Start by making the caramel. Put the sugar and water on a pot at medium heat. Cook the mixture without stirring until it becomes caramel, roughly 12 to 15 minutes. I never stir the caramel until the very last minute, when it starts changing colour and turning amber.
Pour the caramel into a 20 cms cake tin making sure to cover the bottom and the sides of the tin with the caramel. The tin is going to get super hot, so maybe handle it with gloves. Set it aside to cool down. While the caramel cools down, get the water bath for the oven ready. This flan needs to be cooked in a bain marie or water bath; all this means is that your cake tin needs to go into another tray that's filled with hot water from the kettle; Cooking your flan like this, makes for a nicer texture in this dessert.
Pre-heat the oven at 170 Celsius and set the Bain Marie or water bad tray full with boiling water in it now. Put the guavas and the evaporated milk in the blender or food processor and blend everything until smooth. Don't wash the blender as you'll need it again.
Pass the milky guava mixture through a sieve to get rid of the guavas' pips. The pips are super hard and each guava has many of those. Discard the pips and return the sieved mixture to the blender.
Add the creme cheese, condenced milk, eggs and vanilla essence to the milky guayaba mixture and blend until smooth.
Pour the mixture over the caramel in the cake tin. Carefully put it in the bain marie or water bath you prepared in the oven. Cook for 1.5 hours or until you insert a toothpick or cake taster and it comes out clean. Remove the cake tin from the water bath and place it in a cooling rack. Don't worry if the flan has a wobble. It normally does. As it cools down, it will drop a little, that's ok too. Leave it to cool completely in the tin. Cover with cling film and put in the fridge for a couple of hours or even better overnight.
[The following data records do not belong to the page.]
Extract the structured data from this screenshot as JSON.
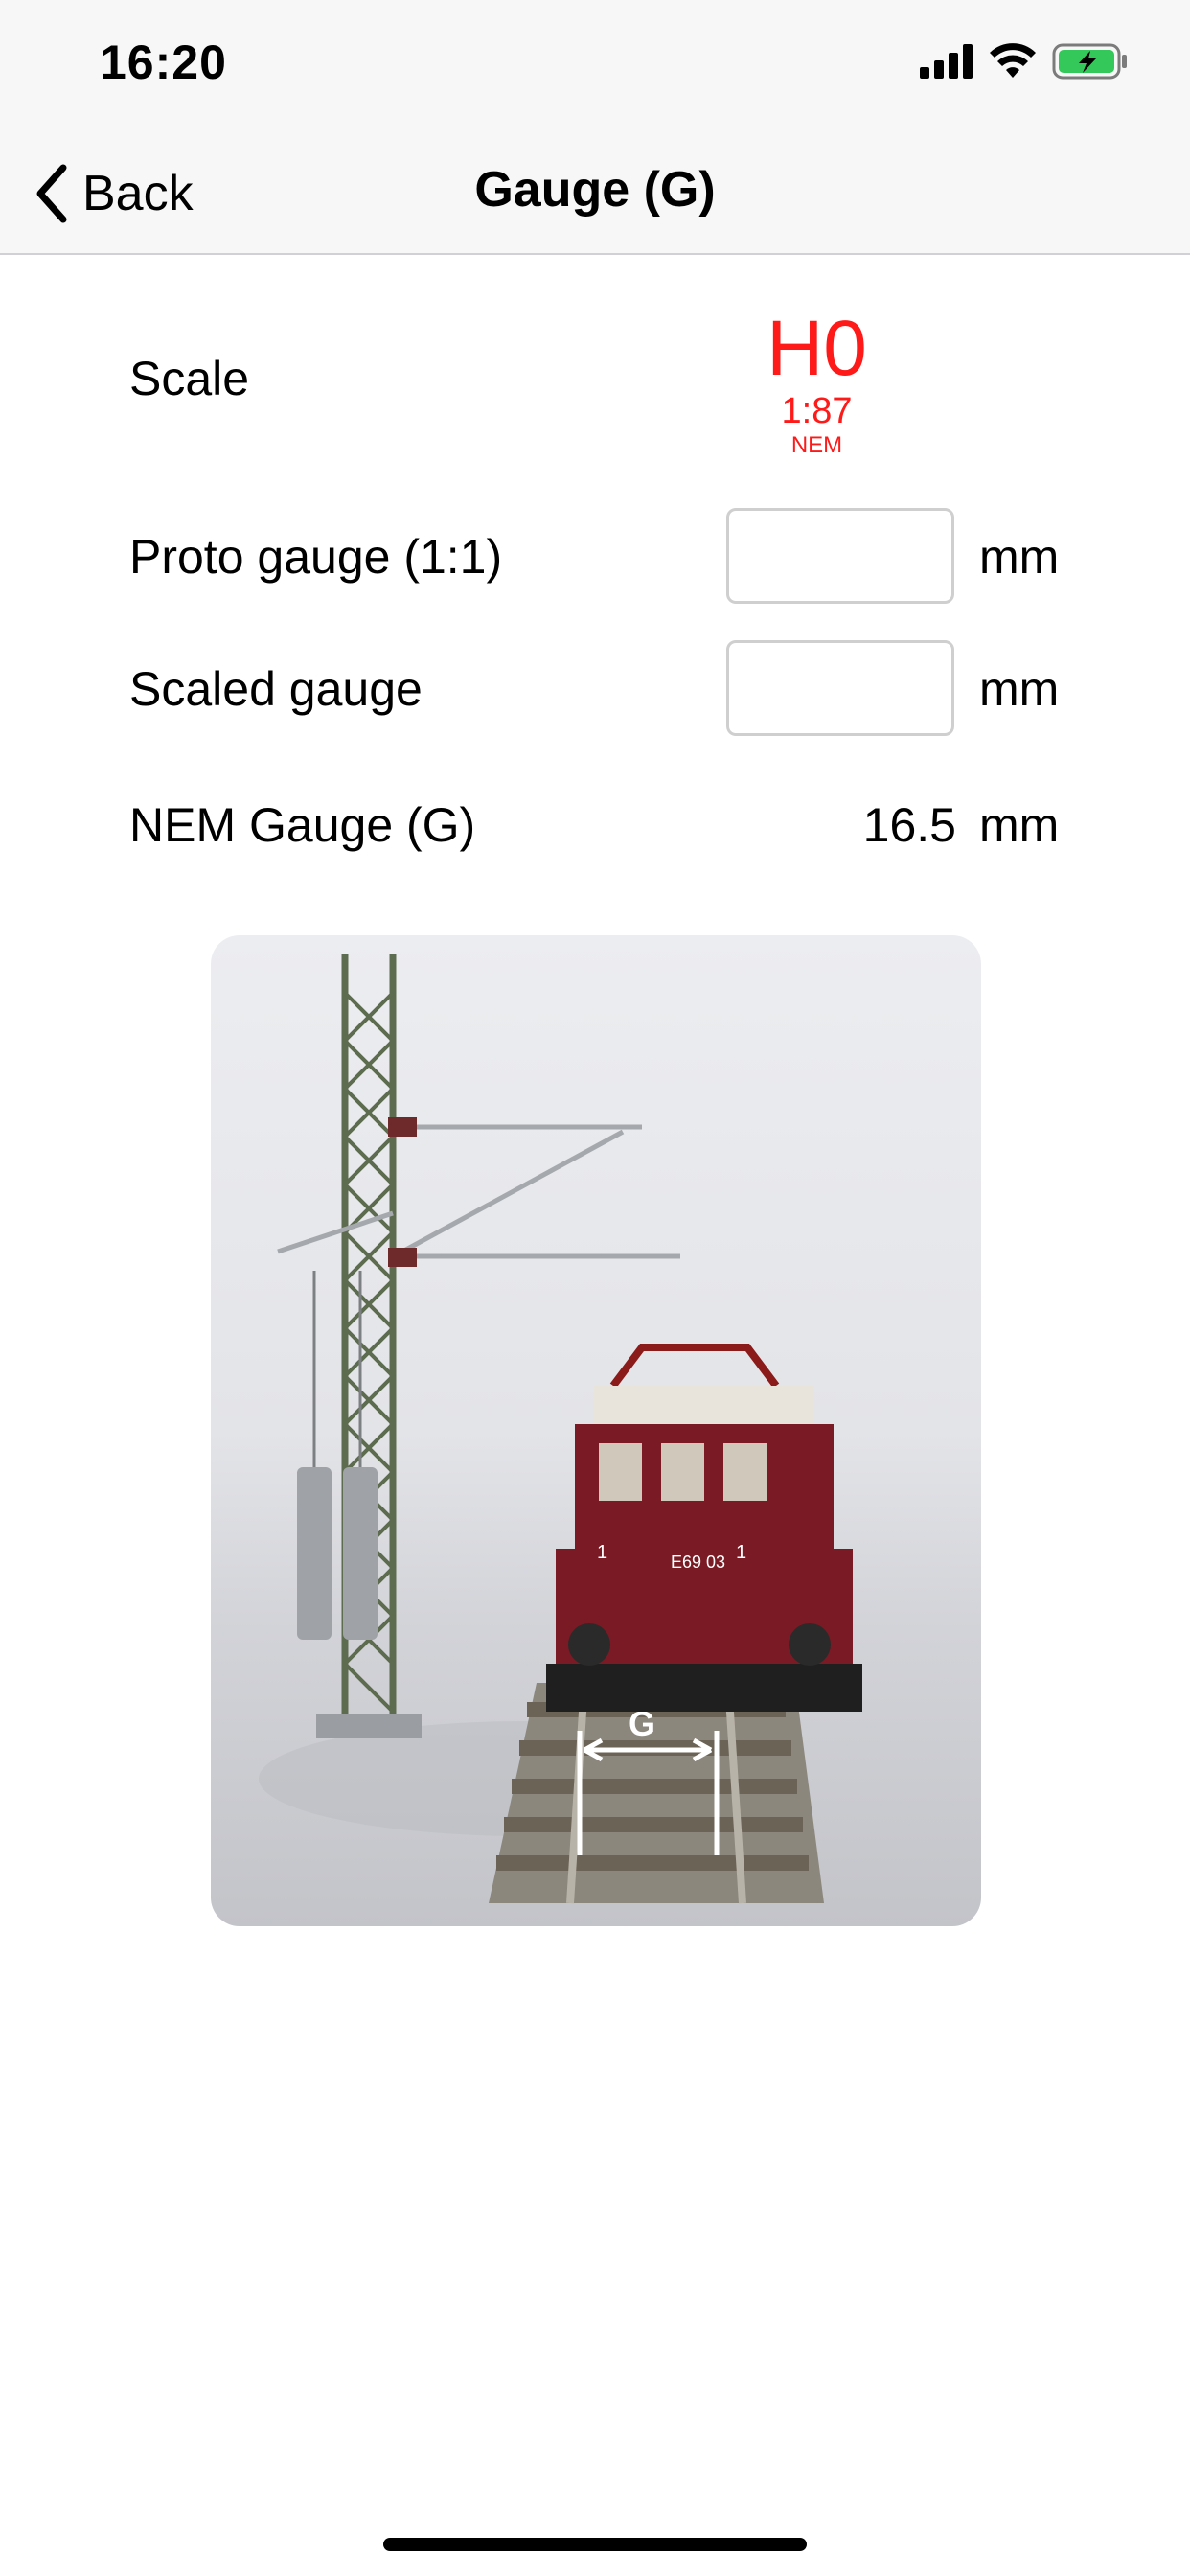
{
  "status": {
    "time": "16:20"
  },
  "nav": {
    "back_label": "Back",
    "title": "Gauge (G)"
  },
  "scale": {
    "label": "Scale",
    "name": "H0",
    "ratio": "1:87",
    "standard": "NEM"
  },
  "proto_gauge": {
    "label": "Proto gauge (1:1)",
    "value": "",
    "unit": "mm"
  },
  "scaled_gauge": {
    "label": "Scaled gauge",
    "value": "",
    "unit": "mm"
  },
  "nem_gauge": {
    "label": "NEM Gauge (G)",
    "value": "16.5",
    "unit": "mm"
  },
  "illustration": {
    "locomotive_number": "E69 03",
    "side_number": "1",
    "gauge_marker": "G"
  },
  "colors": {
    "accent": "#ff1a1a",
    "loco_body": "#7a1a24",
    "mast": "#5d6b4f",
    "battery": "#34c759"
  }
}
Take the flan out of the fridge and run a knife or a spatula along the sides of the tin to release the flan from the tin. Carefully turn it into a cake plate (make sure it has a lip as you don't want the caramel to run off the plate). You might need to bang the cake tin a few times to fully release the flan, it's nerve wrecking, but effective. Don't be afraid, it will come off and it'll have loads of gorgeous runny caramel in it. I finished it with some pecan halves for decoration, but you can add toasted coconut shavings or some sour cream with it.
So there you have it, a delicious Mexican dessert you can make in advance and keep cool in the fridge for up to 5 days. I absolutely love it!